Characterization of Squamous Cell Lung Cancers from Appalachian Kentucky

Abstract

Background: Lung cancer is the leading cause of cancer mortality in the United States (U.S.). Squamous cell carcinoma (SQCC) represents 22.6% of all lung cancers nationally, and 26.4% in Appalachian Kentucky (AppKY), where death from lung cancer is exceptionally high. The Cancer Genome Atlas (TCGA) characterized genetic alterations in lung SQCC, but this cohort did not focus on AppKY residents.

Methods: Whole-exome sequencing was performed on tumor and normal DNA samples from 51 lung SQCC subjects from AppKY. Somatic genomic alterations were compared between the AppKY and TCGA SQCC cohorts.

Results: From this AppKY cohort, we identified an average of 237 nonsilent mutations per patient and, in comparison with TCGA, we found that PCMTD1 (18%) and IDH1 (12%) were more commonly altered in AppKY versus TCGA. Using IDH1 as a starting point, we identified a mutually exclusive mutational pattern (IDH1, KDM6A, KDM4E, JMJD1C) involving functionally related genes. We also found actionable mutations (10%) and/or intermediate or high-tumor mutation burden (65%), indicating potential therapeutic targets in 65% of subjects.

Conclusions: This study has identified an increased percentage of IDH1 and PCMTD1 mutations in SQCC arising in the AppKY residents versus TCGA, with population-specific implications for the personalized treatment of this disease.

Impact: Our study is the first report to characterize genomic alterations in lung SQCC from AppKY. These findings suggest population differences in the genetics of lung SQCC between AppKY and U.S. populations, highlighting the importance of the relevant population when developing personalized treatment approaches for this disease.

Figure 1.. Significantly mutated genes in lung SQCC.

Significantly mutated genes (FDR<0.2) from whole-exome sequencing of 51 samples from Appalachian Kentucky patients. The number and percentage of samples with mutations in each gene are shown on the left. Samples are displayed as columns, with the overall number of mutations, smoking status, and tumor stage plotted at the top.

Figure 2.. Functional analysis of IDH1 variants.

(A) Segments of multiple sequence alignment for representative IDH1 (upper set) and IDH2 (lower set) orthologs, showing conservation of Arg132, Val178, Ala207, and Leu352. Numbers are provided for a human IDH1 protein. A complete alignment and sequence accession numbers are shown in Supplementary Fig. S7. Positions 132, 178, 307, and 352 are marked and highlighted in yellow, whereas substitutions in these positions are highlighted in blue. For all other positions, residues that are identical to those in the human IDH1 are highlighted in gray. Human, Homo sapiens; Frog, Xenopus tropicalis; Fish, Takifugu rubripes; Nematode, Caenorhabditis elegans, Worm, Saccoglossus kowalevskii; Lancelet, Branchiostoma floridae. (B) Effect of IDH1 variants on enzyme activity. Left: effect of R132H and A307S mutants; Right: effect of V178A and L352P mutants. The two-sample t-test was performed to compare each IDH1 mutant versus the wild type and the Bonferroni correction was used for multiple comparison adjustment. • Statistically significant reductions of NADPH production comparing IDH1 R132H versus wild type; ♦Statistically significant reductions of NADPH production comparing IDH1 L352P versus wild type.

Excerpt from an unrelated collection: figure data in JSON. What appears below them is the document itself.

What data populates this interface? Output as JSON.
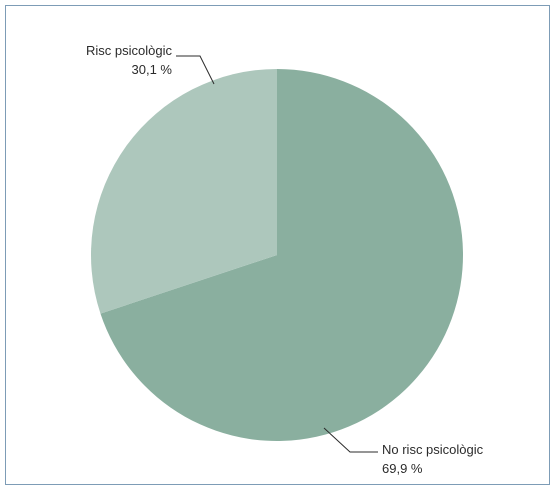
{
  "chart_data": {
    "type": "pie",
    "title": "",
    "categories": [
      "Risc psicològic",
      "No risc psicològic"
    ],
    "values": [
      30.1,
      69.9
    ],
    "value_labels": [
      "30,1 %",
      "69,9 %"
    ],
    "colors": [
      "#adc7bc",
      "#8aaf9f"
    ],
    "legend": "none"
  },
  "colors": {
    "frame_border": "#7d9cb6",
    "leader_line": "#2b2b2b"
  }
}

Figure 3.. IDH1 mutations and IDH1 associated pathway analysis.

Variant IDH1 may produce the oncometabolite 2HG that inhibits 2OG-dependent dioxygenases; the 2OG-dependent dioxygenases are highly sensitive to inhibition by 2HG. Mutations in IDH1 and 2OG dependent enzymes are mutually exclusive. The number and percentage of samples with mutations in each gene are shown on the left. Samples are displayed as columns.